# Timing marks



## 66goatframeoff (Nov 8, 2011)

So being an ol fart and trying to remember timing chain marks have searched the threads and now more confused than ever I have always set:confused cam at 6 and crank at 12 however my 400 was put togeter 4 years ago and run once so Idecided to put new rear main in while it was out when I bring #1 up comp stroke bal points to 0 and marks are at 12-12 does anyone have a picture of the correct timing marks for a 70-400 my book so old pages for eng o/haul unreadable heeelp..


----------



## BearGFR (Aug 25, 2008)

Actually, it doesn't matter - both orientations are correct. Remember that the crank makes two revolutions for every one revolution of the cam, so if you install the chain with the marks "one way" and then spin the crank over exactly one revolution, it's going to be "the other way". What matters is making sure that at TDC on the crank, the marks line up with each other.

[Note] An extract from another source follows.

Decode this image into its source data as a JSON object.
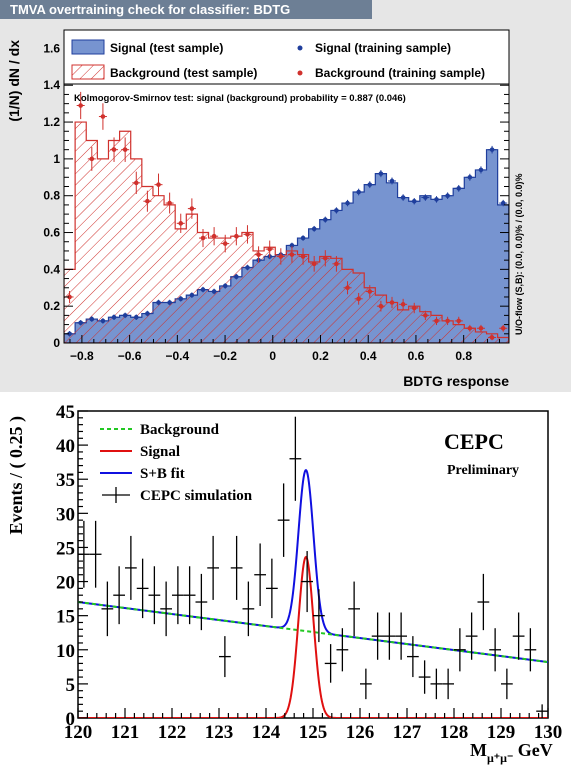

Then when you get around to installing the distributor, the rotor is pointed at #1 cylinder whenever #1 cylinder is near TDC on the compression stroke --- and I too forget whether TDC compression is with the cam timing mark "up" or "down". I just turn it over by hand and watch the rockers on #1 and the timing marks. When I see the intake valve close, I know that when the crank next says TDC #1, that's compression.

Bear


----------



## facn8me (Jul 30, 2011)

Yep, just crank it around one more revolution at the crank and the dots will be lined up.


----------